Grounded Retrieval 101, Part 3: the citation rendering stack

Part 1 of this series covered the retrieval step. Part 2 covered the verification step. Part 3 is the rendering step — what happens between a verified, entailed sentence and the inline citation that a reviewer in the proposal UI actually sees, hovers, clicks, and trusts.

The rendering layer is often dismissed as “just UI.” It is not just UI. The rendering layer is where the discipline of grounded retrieval becomes a thing the reviewer can verify with their own eyes. A verified retrieval hit that renders as an unverifiable footnote-blob is, from the reviewer’s vantage, indistinguishable from an ungrounded answer with a fake footnote. The rendering has to expose the verification.

Four components. We’ll walk through each.

Component 1 — the citation marker

The citation marker is the inline reference that follows a generated sentence in the proposal draft. It looks like a small numbered superscript — [1], [2], [3] — at the end of the sentence. A reviewer reading the draft sees the marker and registers, without having to do anything, that the sentence is sourced.

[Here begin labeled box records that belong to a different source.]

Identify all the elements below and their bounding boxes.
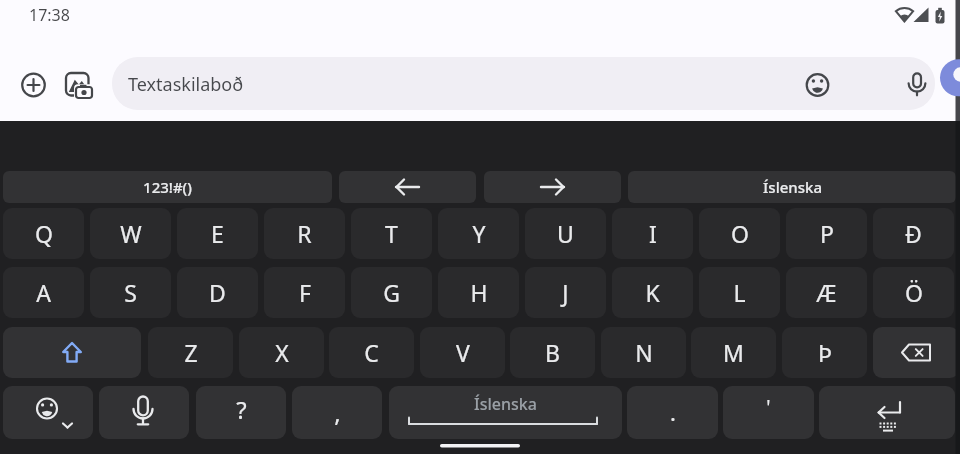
button[interactable]: Þ xyxy=(782,327,867,378)
staticText: V xyxy=(456,337,470,368)
button[interactable] xyxy=(819,386,955,439)
staticText: Þ xyxy=(818,337,832,368)
button[interactable]: I xyxy=(612,208,693,259)
button[interactable]: Y xyxy=(438,208,519,259)
staticText: ' xyxy=(766,394,771,420)
staticText: L xyxy=(733,277,746,308)
staticText: 17:38 xyxy=(29,4,70,26)
button[interactable] xyxy=(3,327,141,378)
button[interactable]: Q xyxy=(3,208,84,259)
staticText: A xyxy=(36,277,51,308)
staticText: ? xyxy=(236,393,247,426)
staticText: H xyxy=(470,277,488,308)
staticText: 123!#() xyxy=(143,177,192,197)
staticText: K xyxy=(645,277,660,308)
button[interactable]: J xyxy=(525,267,606,318)
button[interactable]: H xyxy=(438,267,519,318)
button[interactable]: ' xyxy=(723,386,814,439)
staticText: Íslenska xyxy=(763,177,822,197)
button[interactable] xyxy=(339,171,476,203)
button[interactable]: P xyxy=(786,208,867,259)
staticText: Ö xyxy=(905,277,923,308)
button[interactable]: Æ xyxy=(786,267,867,318)
staticText: Y xyxy=(472,218,486,249)
button[interactable]: E xyxy=(177,208,258,259)
staticText: F xyxy=(299,277,311,308)
button[interactable]: S xyxy=(90,267,171,318)
staticText: Æ xyxy=(816,277,837,308)
staticText: G xyxy=(383,277,400,308)
button[interactable]: Íslenska xyxy=(628,171,956,203)
button[interactable]: K xyxy=(612,267,693,318)
button[interactable]: M xyxy=(691,327,776,378)
staticText: D xyxy=(209,277,226,308)
button[interactable]: V xyxy=(420,327,505,378)
button[interactable]: . xyxy=(627,386,718,439)
staticText: Z xyxy=(184,337,198,368)
staticText: U xyxy=(557,218,574,249)
button[interactable] xyxy=(99,386,189,439)
staticText: E xyxy=(211,218,224,249)
button[interactable]: , xyxy=(292,386,382,439)
button[interactable] xyxy=(3,386,93,439)
button[interactable]: X xyxy=(239,327,324,378)
button[interactable] xyxy=(873,327,959,378)
button[interactable]: 123!#() xyxy=(3,171,332,203)
button[interactable]: R xyxy=(264,208,345,259)
staticText: S xyxy=(124,277,137,308)
staticText: Íslenska xyxy=(474,393,537,415)
staticText: P xyxy=(820,218,834,249)
button[interactable]: B xyxy=(510,327,595,378)
button[interactable] xyxy=(112,57,935,110)
button[interactable] xyxy=(484,171,621,203)
button[interactable]: O xyxy=(699,208,780,259)
staticText: R xyxy=(297,218,312,249)
staticText: M xyxy=(723,337,744,368)
button[interactable]: F xyxy=(264,267,345,318)
staticText: N xyxy=(635,337,653,368)
staticText: O xyxy=(731,218,749,249)
staticText: T xyxy=(385,218,398,249)
button[interactable]: D xyxy=(177,267,258,318)
staticText: B xyxy=(545,337,560,368)
button[interactable]: A xyxy=(3,267,84,318)
staticText: Q xyxy=(35,218,53,249)
staticText: W xyxy=(120,218,142,249)
staticText: C xyxy=(364,337,379,368)
staticText: X xyxy=(275,337,289,368)
staticText: , xyxy=(334,396,341,429)
staticText: . xyxy=(670,397,676,427)
button[interactable]: C xyxy=(329,327,414,378)
button[interactable]: Ö xyxy=(873,267,954,318)
staticText: Ð xyxy=(905,218,922,249)
button[interactable]: G xyxy=(351,267,432,318)
button[interactable]: T xyxy=(351,208,432,259)
staticText: I xyxy=(649,218,657,249)
staticText: J xyxy=(562,277,569,308)
button[interactable]: N xyxy=(601,327,686,378)
button[interactable]: Íslenska xyxy=(389,386,622,439)
button[interactable]: ? xyxy=(196,386,286,439)
staticText: Textaskilaboð xyxy=(128,72,244,97)
button[interactable]: L xyxy=(699,267,780,318)
button[interactable]: U xyxy=(525,208,606,259)
button[interactable]: Z xyxy=(148,327,233,378)
button[interactable]: W xyxy=(90,208,171,259)
button[interactable]: Ð xyxy=(873,208,954,259)
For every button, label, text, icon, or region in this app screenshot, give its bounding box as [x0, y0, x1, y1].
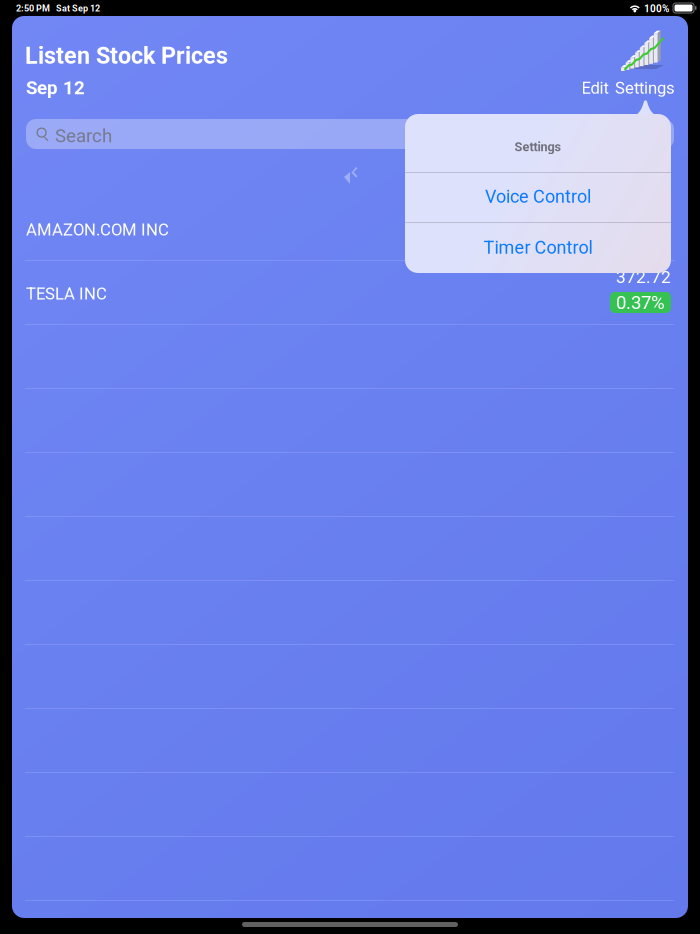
button[interactable]: Edit — [579, 76, 611, 100]
button[interactable]: Voice Control — [405, 171, 671, 222]
button[interactable]: AMAZON.COM INC — [25, 196, 674, 260]
button[interactable]: TESLA INC — [25, 260, 674, 324]
staticText: 372.72 — [616, 267, 671, 287]
staticText: Settings — [514, 140, 562, 154]
staticText: Edit — [582, 78, 608, 98]
staticText: Search — [55, 125, 112, 147]
staticText: AMAZON.COM INC — [26, 220, 169, 240]
staticText: 2:50 PM — [16, 3, 50, 14]
staticText: 0.37% — [616, 292, 665, 314]
staticText: Settings — [615, 78, 675, 98]
staticText: Voice Control — [485, 186, 591, 207]
staticText: TESLA INC — [26, 284, 107, 304]
staticText: Sat Sep 12 — [56, 3, 100, 14]
staticText: 100% — [644, 3, 669, 15]
staticText: Timer Control — [484, 237, 592, 258]
button[interactable]: Timer Control — [405, 222, 671, 273]
button[interactable]: Settings — [612, 76, 678, 100]
staticText: Sep 12 — [26, 77, 85, 99]
staticText: Listen Stock Prices — [25, 42, 228, 69]
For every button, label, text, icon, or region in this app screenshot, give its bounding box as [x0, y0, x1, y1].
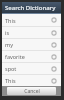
button[interactable]: This — [2, 75, 61, 86]
button[interactable]: This — [2, 14, 61, 26]
button[interactable]: spot — [2, 63, 61, 74]
button[interactable]: favorite — [2, 51, 61, 62]
staticText: my — [5, 41, 51, 48]
staticText: Search Dictionary — [5, 4, 56, 12]
staticText: spot — [5, 65, 51, 72]
staticText: This — [5, 77, 51, 84]
staticText: Cancel — [24, 88, 40, 95]
staticText: is — [5, 29, 51, 36]
staticText: favorite — [5, 53, 51, 60]
button[interactable]: my — [2, 39, 61, 50]
button[interactable]: Cancel — [7, 87, 56, 95]
button[interactable]: is — [2, 27, 61, 38]
staticText: This — [5, 17, 51, 24]
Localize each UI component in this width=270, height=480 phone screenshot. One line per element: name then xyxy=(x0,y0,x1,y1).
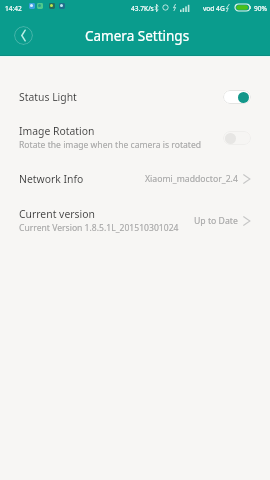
button[interactable]: Back xyxy=(14,26,33,45)
staticText: 43.7K/s xyxy=(131,4,154,13)
staticText: Camera Settings xyxy=(85,27,190,45)
staticText: Image Rotation xyxy=(19,124,95,138)
button[interactable]: Image Rotation xyxy=(0,114,270,161)
staticText: Rotate the image when the camera is rota… xyxy=(19,139,202,151)
staticText: Current version xyxy=(19,207,95,221)
staticText: 90% xyxy=(254,4,268,13)
staticText: Network Info xyxy=(19,172,84,186)
staticText: vod 4G xyxy=(203,4,225,13)
staticText: Status Light xyxy=(19,90,77,104)
button[interactable]: Status Light xyxy=(0,79,270,114)
button[interactable]: Network Info xyxy=(0,161,270,196)
staticText: Up to Date xyxy=(194,215,238,227)
staticText: Xiaomi_maddoctor_2.4 xyxy=(145,173,238,185)
button[interactable]: Status light on xyxy=(223,90,251,104)
button[interactable]: Current version xyxy=(0,197,270,244)
button[interactable]: Image rotation off xyxy=(223,131,251,145)
staticText: 14:42 xyxy=(5,4,22,13)
staticText: Current Version 1.8.5.1L_201510301024 xyxy=(19,222,179,234)
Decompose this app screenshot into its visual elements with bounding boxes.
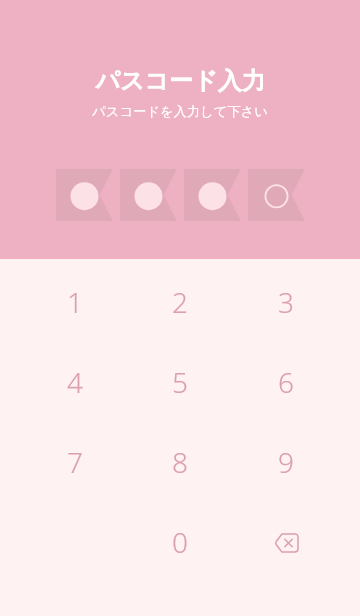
staticText: 4 <box>67 363 83 401</box>
staticText: 0 <box>172 523 188 561</box>
staticText: 7 <box>67 443 83 481</box>
staticText: パスコード入力 <box>95 66 266 96</box>
button[interactable]: Backspace <box>233 502 339 582</box>
staticText: 8 <box>172 443 188 481</box>
staticText: 5 <box>172 363 188 401</box>
staticText: 1 <box>67 283 83 321</box>
button[interactable]: 8 <box>127 422 233 502</box>
button[interactable]: 0 <box>127 502 233 582</box>
staticText: 6 <box>278 363 294 401</box>
staticText: 2 <box>172 283 188 321</box>
button[interactable]: 4 <box>22 342 127 422</box>
staticText: パスコードを入力して下さい <box>92 103 268 120</box>
staticText: 3 <box>278 283 294 321</box>
button[interactable]: 1 <box>22 262 127 342</box>
button[interactable]: 5 <box>127 342 233 422</box>
button[interactable]: 6 <box>233 342 339 422</box>
button[interactable]: 3 <box>233 262 339 342</box>
staticText: 9 <box>278 443 294 481</box>
button[interactable]: 2 <box>127 262 233 342</box>
button[interactable]: 9 <box>233 422 339 502</box>
button[interactable]: 7 <box>22 422 127 502</box>
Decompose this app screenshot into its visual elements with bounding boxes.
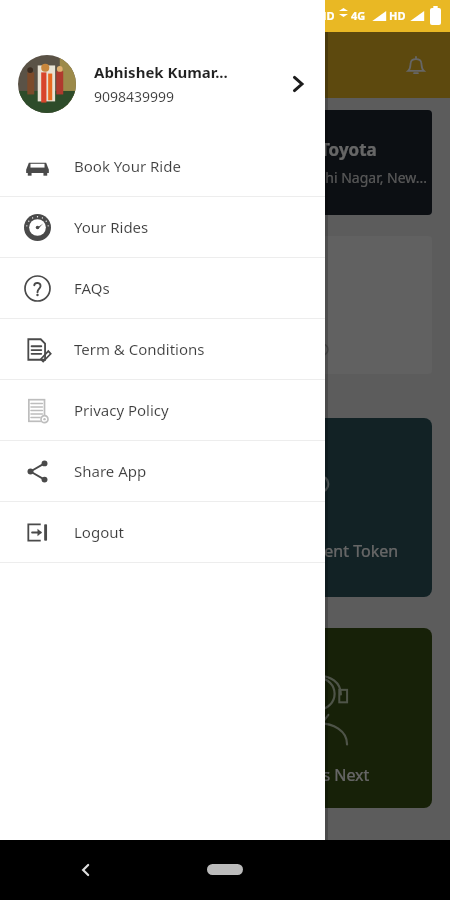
button[interactable]: Toyota xyxy=(150,110,432,215)
button[interactable]: Term & Conditions xyxy=(0,319,325,379)
button[interactable]: Who's Next xyxy=(150,628,432,808)
staticText: FAQs xyxy=(74,278,110,298)
staticText: HD xyxy=(389,8,406,23)
staticText: Abhishek Kumar... xyxy=(94,62,228,82)
button[interactable]: Book Your Ride xyxy=(0,136,325,196)
staticText: HD xyxy=(318,8,335,23)
staticText: 9098439999 xyxy=(94,87,175,106)
staticText: Toyota xyxy=(320,138,377,161)
button[interactable]: Appointment Token xyxy=(150,418,432,597)
button[interactable]: Abhishek Kumar... xyxy=(0,32,325,136)
staticText: Book Your Ride xyxy=(74,156,181,176)
button[interactable]: Back xyxy=(70,854,102,886)
button[interactable]: Share App xyxy=(0,441,325,501)
staticText: Privacy Policy xyxy=(74,400,169,420)
button[interactable]: FAQs xyxy=(0,258,325,318)
staticText: Appointment Token xyxy=(250,540,399,562)
button[interactable] xyxy=(150,236,432,374)
staticText: Who's Next xyxy=(285,764,370,786)
button[interactable] xyxy=(325,32,450,840)
button[interactable]: Notifications xyxy=(396,46,436,86)
button[interactable]: Home xyxy=(207,864,243,875)
button[interactable]: Privacy Policy xyxy=(0,380,325,440)
staticText: 4G xyxy=(351,8,366,23)
staticText: Gandhi Nagar, New... xyxy=(290,168,428,187)
button[interactable]: Your Rides xyxy=(0,197,325,257)
staticText: Your Rides xyxy=(74,217,149,237)
staticText: Term & Conditions xyxy=(74,339,205,359)
staticText: Logout xyxy=(74,522,124,542)
staticText: Share App xyxy=(74,461,147,481)
button[interactable]: Logout xyxy=(0,502,325,562)
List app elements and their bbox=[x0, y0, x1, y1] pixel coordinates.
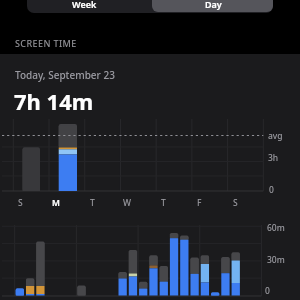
staticText: W bbox=[123, 197, 131, 209]
button[interactable] bbox=[152, 0, 273, 12]
staticText: 30m bbox=[267, 254, 285, 266]
staticText: 3h bbox=[268, 152, 279, 164]
staticText: 60m bbox=[267, 222, 285, 234]
button[interactable]: Week bbox=[54, 0, 114, 13]
staticText: SCREEN TIME bbox=[15, 37, 77, 49]
staticText: F bbox=[197, 197, 202, 209]
staticText: Week bbox=[72, 0, 97, 10]
staticText: 7h 14m bbox=[14, 86, 94, 111]
staticText: Day bbox=[205, 0, 222, 10]
staticText: S bbox=[233, 197, 238, 209]
staticText: T bbox=[161, 197, 166, 209]
staticText: avg bbox=[268, 130, 283, 142]
staticText: S bbox=[18, 197, 23, 209]
button[interactable]: Day bbox=[183, 0, 243, 13]
staticText: 0 bbox=[269, 184, 274, 196]
staticText: T bbox=[90, 197, 95, 209]
staticText: 0 bbox=[265, 285, 270, 297]
staticText: M bbox=[52, 197, 60, 209]
staticText: Today, September 23 bbox=[15, 68, 115, 82]
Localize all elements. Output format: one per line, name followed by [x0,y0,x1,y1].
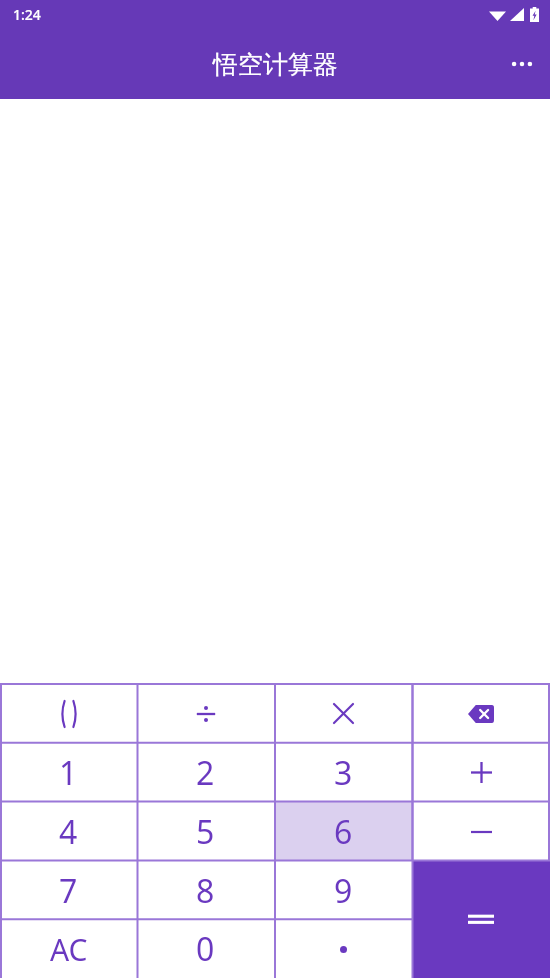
button[interactable]: Equals [412,860,550,978]
staticText: 悟空计算器 [213,49,338,80]
button[interactable]: 4 [0,802,137,861]
staticText: 5 [196,810,215,854]
button[interactable]: 1 [0,743,137,802]
button[interactable]: Multiply [274,684,412,743]
button[interactable]: 6 [274,802,412,861]
staticText: 4 [59,810,78,854]
staticText: 7 [59,869,78,913]
button[interactable]: 5 [137,802,274,861]
button[interactable]: 7 [0,861,137,920]
staticText: 2 [196,751,215,795]
button[interactable]: Parentheses [0,684,137,743]
staticText: 8 [196,869,215,913]
button[interactable]: More options [494,36,550,92]
staticText: 6 [334,810,353,854]
button[interactable]: 2 [137,743,274,802]
button[interactable]: 0 [137,920,274,978]
staticText: AC [50,929,88,970]
staticText: 3 [334,751,353,795]
button[interactable] [274,920,412,978]
button[interactable]: Plus [412,743,550,802]
button[interactable]: Divide [137,684,274,743]
button[interactable]: 9 [274,861,412,920]
staticText: 0 [196,927,215,971]
button[interactable]: AC [0,920,137,978]
staticText: 1 [59,751,78,795]
button[interactable]: Backspace [412,684,550,743]
button[interactable]: 3 [274,743,412,802]
button[interactable]: 8 [137,861,274,920]
staticText: 9 [334,869,353,913]
button[interactable]: Minus [412,802,550,861]
staticText: 1:24 [13,5,41,24]
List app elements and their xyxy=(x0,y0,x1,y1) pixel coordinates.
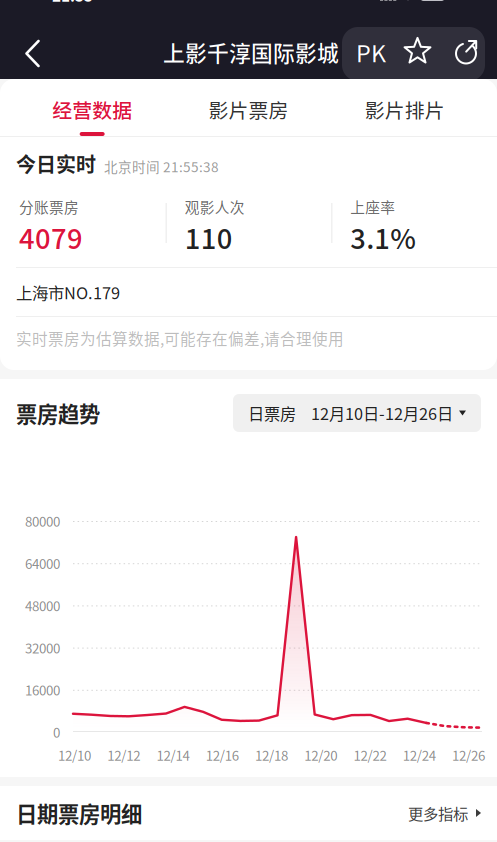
staticText: 12/22 xyxy=(353,745,386,765)
button[interactable]: Back xyxy=(8,25,58,82)
button[interactable]: 影片票房 xyxy=(170,79,327,136)
staticText: 12/20 xyxy=(304,745,337,765)
staticText: 21:55 xyxy=(52,0,93,6)
staticText: 3.1% xyxy=(350,217,416,257)
staticText: 12/18 xyxy=(255,745,288,765)
button[interactable]: PK xyxy=(348,25,394,79)
button[interactable]: 影片排片 xyxy=(327,79,483,136)
staticText: 北京时间 21:55:38 xyxy=(104,156,219,176)
staticText: 12/10 xyxy=(58,745,91,765)
staticText: 分账票房 xyxy=(19,196,79,217)
staticText: 上影千淳国际影城 xyxy=(163,36,339,68)
staticText: 110 xyxy=(185,217,233,257)
staticText: 观影人次 xyxy=(185,196,245,217)
staticText: 32000 xyxy=(25,638,60,657)
staticText: 4079 xyxy=(19,217,83,257)
staticText: 64000 xyxy=(25,554,60,573)
staticText: 影片排片 xyxy=(365,95,445,124)
button[interactable]: Favorite xyxy=(394,25,442,79)
staticText: 今日实时 xyxy=(16,149,96,178)
staticText: 0 xyxy=(53,722,60,742)
staticText: 48000 xyxy=(25,596,60,615)
staticText: 12/16 xyxy=(206,745,239,765)
staticText: 80000 xyxy=(25,511,60,531)
staticText: 更多指标 xyxy=(408,802,468,824)
staticText: 16000 xyxy=(25,680,60,699)
button[interactable]: 更多指标 xyxy=(408,802,481,824)
staticText: 12月10日-12月26日 xyxy=(311,401,453,425)
staticText: 12/12 xyxy=(107,745,140,765)
staticText: 上海市NO.179 xyxy=(16,280,120,304)
staticText: 12/26 xyxy=(452,745,485,765)
staticText: 影片票房 xyxy=(208,95,288,124)
button[interactable]: Share xyxy=(442,25,491,79)
staticText: PK xyxy=(356,35,386,69)
staticText: 实时票房为估算数据,可能存在偏差,请合理使用 xyxy=(16,327,344,350)
staticText: 日期票房明细 xyxy=(16,798,142,828)
staticText: 日票房 xyxy=(248,401,296,425)
staticText: 12/14 xyxy=(157,745,190,765)
staticText: 票房趋势 xyxy=(16,398,100,428)
button[interactable]: 日票房 xyxy=(233,394,481,432)
staticText: 上座率 xyxy=(350,196,395,217)
staticText: 12/24 xyxy=(403,745,436,765)
button[interactable]: 经营数据 xyxy=(14,79,170,136)
staticText: 经营数据 xyxy=(52,95,132,124)
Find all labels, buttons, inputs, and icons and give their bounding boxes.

The marker is interactive. Hovering surfaces the hover card (component 2). Clicking opens the source viewer (component 3). The marker is also visually consistent: every cited sentence gets one, no cited sentence is missing one, and uncited sentences are visually distinct (we render them with a faint dashed underline that we’ll discuss below).

Two design rules.

First, the marker is rendered at sentence boundary, not paragraph boundary. A paragraph with three cited sentences shows three markers, not one. This is more visual noise than a single marker per paragraph. We accept the noise because the alternative — paragraph-level citations — implies that the whole paragraph came from one source, which is sometimes true and sometimes a useful lie. We’d rather have visible per-sentence honesty than tidy paragraph-level deception.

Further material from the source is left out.